Types of Differences

A business can have many different bank accounts in different banks and, therefore, will receive multiple statements from each bank for each account of the business. The bank statement, however, is prepared by the bank in which the account is held. The bank statement is sent to the business at the start of each month detailing all the transactions that took place in the account for the prior month.

This may occur if you were subject to any fees, like a monthly maintenance fee or overdraft fee. For interest-bearing accounts, a bank adjustment could be the amount of interest you earned over the statement period. Go through all of the deposits in your bank account and make sure that each deposit on the bank statement has a matching entry within your accounting records.
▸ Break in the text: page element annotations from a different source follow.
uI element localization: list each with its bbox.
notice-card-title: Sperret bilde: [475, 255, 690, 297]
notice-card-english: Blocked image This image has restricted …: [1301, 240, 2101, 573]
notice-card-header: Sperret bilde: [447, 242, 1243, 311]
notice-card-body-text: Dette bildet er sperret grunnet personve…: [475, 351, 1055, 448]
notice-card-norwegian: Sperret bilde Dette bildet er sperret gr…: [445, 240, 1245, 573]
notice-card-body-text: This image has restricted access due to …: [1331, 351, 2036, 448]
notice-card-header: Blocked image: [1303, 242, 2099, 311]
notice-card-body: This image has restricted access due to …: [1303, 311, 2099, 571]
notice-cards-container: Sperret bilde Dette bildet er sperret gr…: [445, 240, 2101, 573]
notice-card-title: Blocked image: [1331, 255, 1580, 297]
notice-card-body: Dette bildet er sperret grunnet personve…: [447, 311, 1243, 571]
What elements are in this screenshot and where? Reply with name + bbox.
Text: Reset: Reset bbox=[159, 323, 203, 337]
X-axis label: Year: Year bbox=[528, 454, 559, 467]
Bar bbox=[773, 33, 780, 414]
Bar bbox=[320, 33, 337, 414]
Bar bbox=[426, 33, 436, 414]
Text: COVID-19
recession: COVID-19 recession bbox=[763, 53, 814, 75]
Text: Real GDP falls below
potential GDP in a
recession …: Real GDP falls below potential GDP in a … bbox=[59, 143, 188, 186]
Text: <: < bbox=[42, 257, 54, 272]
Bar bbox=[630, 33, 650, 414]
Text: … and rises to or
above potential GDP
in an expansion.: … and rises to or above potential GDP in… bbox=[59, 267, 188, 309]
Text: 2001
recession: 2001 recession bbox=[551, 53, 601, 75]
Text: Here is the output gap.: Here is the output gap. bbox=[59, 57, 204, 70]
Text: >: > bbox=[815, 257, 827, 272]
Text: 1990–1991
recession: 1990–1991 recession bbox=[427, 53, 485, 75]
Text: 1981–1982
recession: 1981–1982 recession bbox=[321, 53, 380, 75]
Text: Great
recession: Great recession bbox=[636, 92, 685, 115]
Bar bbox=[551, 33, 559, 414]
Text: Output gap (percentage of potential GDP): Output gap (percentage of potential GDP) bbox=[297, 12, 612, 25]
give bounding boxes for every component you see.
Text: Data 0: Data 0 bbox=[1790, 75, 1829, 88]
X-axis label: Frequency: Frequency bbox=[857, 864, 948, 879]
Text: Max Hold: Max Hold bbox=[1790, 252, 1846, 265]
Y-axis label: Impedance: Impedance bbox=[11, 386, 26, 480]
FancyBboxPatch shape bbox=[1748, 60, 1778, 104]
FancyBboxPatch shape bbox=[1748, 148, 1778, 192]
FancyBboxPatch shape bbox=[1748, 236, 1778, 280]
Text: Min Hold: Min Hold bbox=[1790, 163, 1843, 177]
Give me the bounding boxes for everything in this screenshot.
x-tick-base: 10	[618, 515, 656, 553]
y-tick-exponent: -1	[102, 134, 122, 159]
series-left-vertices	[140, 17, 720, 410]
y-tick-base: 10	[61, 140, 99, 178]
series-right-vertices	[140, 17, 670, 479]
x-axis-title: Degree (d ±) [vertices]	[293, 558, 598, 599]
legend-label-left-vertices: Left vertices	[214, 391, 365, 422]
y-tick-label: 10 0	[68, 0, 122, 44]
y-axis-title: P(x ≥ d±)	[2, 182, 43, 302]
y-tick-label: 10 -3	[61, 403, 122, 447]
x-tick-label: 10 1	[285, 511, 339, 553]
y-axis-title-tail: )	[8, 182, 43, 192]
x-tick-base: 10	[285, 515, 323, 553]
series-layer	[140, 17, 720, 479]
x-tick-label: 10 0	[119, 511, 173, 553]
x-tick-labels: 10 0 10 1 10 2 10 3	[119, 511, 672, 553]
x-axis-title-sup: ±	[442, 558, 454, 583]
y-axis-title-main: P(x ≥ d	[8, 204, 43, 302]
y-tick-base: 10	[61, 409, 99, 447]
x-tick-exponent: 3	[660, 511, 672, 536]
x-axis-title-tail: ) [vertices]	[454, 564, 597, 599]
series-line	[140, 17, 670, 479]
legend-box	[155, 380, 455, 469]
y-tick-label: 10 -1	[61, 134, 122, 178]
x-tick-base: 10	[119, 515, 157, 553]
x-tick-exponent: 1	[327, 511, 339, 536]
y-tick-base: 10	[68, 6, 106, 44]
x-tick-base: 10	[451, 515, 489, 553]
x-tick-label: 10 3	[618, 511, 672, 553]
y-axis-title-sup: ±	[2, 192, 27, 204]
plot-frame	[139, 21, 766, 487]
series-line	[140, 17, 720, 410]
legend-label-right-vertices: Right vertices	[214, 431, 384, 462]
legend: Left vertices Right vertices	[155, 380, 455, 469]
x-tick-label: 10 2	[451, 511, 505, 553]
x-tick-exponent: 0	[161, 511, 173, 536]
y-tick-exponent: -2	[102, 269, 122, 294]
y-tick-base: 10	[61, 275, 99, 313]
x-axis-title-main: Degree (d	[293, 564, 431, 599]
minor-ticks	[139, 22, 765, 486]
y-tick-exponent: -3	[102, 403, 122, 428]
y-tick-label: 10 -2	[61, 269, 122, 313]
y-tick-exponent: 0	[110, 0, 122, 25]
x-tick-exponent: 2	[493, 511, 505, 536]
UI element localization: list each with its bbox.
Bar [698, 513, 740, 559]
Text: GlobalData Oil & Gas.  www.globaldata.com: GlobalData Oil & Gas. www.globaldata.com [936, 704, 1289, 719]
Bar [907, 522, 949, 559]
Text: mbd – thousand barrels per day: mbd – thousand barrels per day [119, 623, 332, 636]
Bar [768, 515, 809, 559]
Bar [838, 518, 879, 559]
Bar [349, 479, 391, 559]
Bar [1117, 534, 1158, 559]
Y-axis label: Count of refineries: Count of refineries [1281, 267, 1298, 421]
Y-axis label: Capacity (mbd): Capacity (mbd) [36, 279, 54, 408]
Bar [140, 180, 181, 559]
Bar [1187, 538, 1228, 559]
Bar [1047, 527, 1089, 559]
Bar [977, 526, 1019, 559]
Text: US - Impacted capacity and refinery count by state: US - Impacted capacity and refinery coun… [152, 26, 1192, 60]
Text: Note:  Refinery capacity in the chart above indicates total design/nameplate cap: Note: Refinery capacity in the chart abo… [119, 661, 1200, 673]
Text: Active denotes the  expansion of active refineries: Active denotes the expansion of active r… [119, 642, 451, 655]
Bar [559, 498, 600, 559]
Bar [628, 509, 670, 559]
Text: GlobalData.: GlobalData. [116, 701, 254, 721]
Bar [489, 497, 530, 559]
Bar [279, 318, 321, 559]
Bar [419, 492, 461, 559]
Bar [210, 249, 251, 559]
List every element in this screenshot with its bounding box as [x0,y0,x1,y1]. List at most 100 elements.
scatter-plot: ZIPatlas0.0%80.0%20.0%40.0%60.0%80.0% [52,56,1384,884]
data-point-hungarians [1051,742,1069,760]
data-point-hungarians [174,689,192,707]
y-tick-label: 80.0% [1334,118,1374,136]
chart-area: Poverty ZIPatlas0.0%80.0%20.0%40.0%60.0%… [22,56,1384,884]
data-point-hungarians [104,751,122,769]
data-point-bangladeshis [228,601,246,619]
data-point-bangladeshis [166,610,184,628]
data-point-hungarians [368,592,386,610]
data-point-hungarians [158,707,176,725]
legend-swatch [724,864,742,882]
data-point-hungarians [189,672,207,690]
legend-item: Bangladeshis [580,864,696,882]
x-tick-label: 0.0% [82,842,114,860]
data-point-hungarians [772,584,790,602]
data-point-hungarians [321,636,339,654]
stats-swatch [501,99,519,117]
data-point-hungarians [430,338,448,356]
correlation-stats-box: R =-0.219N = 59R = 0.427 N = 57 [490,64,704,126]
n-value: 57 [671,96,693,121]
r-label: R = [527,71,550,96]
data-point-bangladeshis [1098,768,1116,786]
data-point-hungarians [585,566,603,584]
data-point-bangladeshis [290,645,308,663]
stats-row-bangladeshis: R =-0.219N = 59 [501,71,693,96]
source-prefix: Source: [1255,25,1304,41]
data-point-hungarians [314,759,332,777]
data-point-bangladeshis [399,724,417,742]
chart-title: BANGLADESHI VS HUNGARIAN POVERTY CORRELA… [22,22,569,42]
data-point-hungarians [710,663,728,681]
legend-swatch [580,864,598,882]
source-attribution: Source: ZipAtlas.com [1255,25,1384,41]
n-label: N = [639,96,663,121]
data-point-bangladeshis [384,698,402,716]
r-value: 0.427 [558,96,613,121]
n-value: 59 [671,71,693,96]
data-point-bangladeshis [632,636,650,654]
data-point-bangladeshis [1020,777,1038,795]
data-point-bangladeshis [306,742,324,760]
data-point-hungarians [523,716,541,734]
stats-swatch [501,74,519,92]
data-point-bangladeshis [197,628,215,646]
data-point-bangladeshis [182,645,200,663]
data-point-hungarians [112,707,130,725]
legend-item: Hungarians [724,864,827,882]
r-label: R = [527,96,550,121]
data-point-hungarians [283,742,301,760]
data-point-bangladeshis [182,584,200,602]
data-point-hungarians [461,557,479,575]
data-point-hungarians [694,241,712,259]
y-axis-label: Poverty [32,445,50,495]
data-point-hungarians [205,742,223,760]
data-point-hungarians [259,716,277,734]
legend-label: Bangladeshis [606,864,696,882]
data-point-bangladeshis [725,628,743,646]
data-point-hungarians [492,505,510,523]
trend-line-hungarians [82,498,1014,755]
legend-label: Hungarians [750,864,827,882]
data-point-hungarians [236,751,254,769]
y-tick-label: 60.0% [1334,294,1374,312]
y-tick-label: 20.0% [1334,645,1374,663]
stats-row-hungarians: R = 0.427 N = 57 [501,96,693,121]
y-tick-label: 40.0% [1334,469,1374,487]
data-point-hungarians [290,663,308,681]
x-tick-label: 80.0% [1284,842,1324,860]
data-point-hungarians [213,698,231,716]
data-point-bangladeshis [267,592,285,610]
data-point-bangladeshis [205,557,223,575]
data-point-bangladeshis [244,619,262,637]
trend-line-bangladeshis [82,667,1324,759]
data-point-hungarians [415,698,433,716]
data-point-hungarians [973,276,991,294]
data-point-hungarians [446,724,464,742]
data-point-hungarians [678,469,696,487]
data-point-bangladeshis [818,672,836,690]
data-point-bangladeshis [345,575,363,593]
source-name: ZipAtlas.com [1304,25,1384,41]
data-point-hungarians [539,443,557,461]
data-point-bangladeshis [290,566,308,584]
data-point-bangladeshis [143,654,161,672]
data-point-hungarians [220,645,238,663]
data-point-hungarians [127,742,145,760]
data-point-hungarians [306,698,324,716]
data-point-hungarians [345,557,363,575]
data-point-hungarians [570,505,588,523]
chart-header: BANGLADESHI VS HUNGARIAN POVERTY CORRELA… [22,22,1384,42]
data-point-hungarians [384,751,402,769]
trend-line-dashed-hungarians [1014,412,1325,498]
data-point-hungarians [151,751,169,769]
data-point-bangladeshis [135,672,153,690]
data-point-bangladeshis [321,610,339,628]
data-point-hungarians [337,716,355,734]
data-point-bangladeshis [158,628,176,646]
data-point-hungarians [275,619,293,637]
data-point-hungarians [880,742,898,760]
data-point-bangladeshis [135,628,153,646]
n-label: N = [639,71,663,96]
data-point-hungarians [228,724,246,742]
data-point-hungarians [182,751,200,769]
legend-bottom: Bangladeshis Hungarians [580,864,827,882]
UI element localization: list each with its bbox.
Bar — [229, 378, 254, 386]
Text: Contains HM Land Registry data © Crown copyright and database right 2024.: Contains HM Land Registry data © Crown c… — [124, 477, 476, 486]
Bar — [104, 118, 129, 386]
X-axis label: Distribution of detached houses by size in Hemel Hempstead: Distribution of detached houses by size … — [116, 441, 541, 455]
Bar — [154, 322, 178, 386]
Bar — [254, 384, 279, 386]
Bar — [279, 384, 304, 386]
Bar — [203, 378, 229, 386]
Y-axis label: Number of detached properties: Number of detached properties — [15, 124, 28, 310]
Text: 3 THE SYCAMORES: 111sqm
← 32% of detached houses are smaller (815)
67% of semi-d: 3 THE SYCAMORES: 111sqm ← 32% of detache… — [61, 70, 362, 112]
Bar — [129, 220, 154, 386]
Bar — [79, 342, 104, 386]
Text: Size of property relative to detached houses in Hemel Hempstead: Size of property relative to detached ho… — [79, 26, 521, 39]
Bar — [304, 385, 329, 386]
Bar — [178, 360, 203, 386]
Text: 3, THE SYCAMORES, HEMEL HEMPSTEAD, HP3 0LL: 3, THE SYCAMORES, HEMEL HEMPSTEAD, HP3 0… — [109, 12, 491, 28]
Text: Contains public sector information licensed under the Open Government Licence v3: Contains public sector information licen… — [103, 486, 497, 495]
If you use the accrual system of accounting, you might “debit” your cash account when you finish a project and the client says “the cheque is going in the mail today, I promise!

One important trait of the bank reconciliation is that it identifies transactions that have not been recorded by the company that are supposed to be recorded. Journal entries are required to adjust the book balance to the correct balance. In this day of electronic banking, many people believe completing a bank reconciliation is no longer necessary. To quickly identify and address errors, reconciling bank statements should be done by companies or individuals at least monthly. They also can be done as frequently as statements are generated, such as daily or weekly.

Adjust the bank book and bank statement balances

Accounting errors, such as missed or double payments, are not uncommon. Most businesses want to know of any issues before they cause embarrassing (or worse) situations. Bank reconciliations are usually prepared by the accounts payable department or finance department.

Adjusting Discrepancies Between Books and Bank

You’ll also want to look at any miscellaneous deposits that haven’t been accounted for. Once you locate these items, you’ll need to adjust your G/L balance to reflect them. When you’re completing a bank reconciliation, the biggest difference between the bank balance and the G/L balance is outstanding checks. That means your account could quickly become overdrawn, with penalties and fees adding up in a matter of days. This is probably the most important step in the entire bank reconciliation process.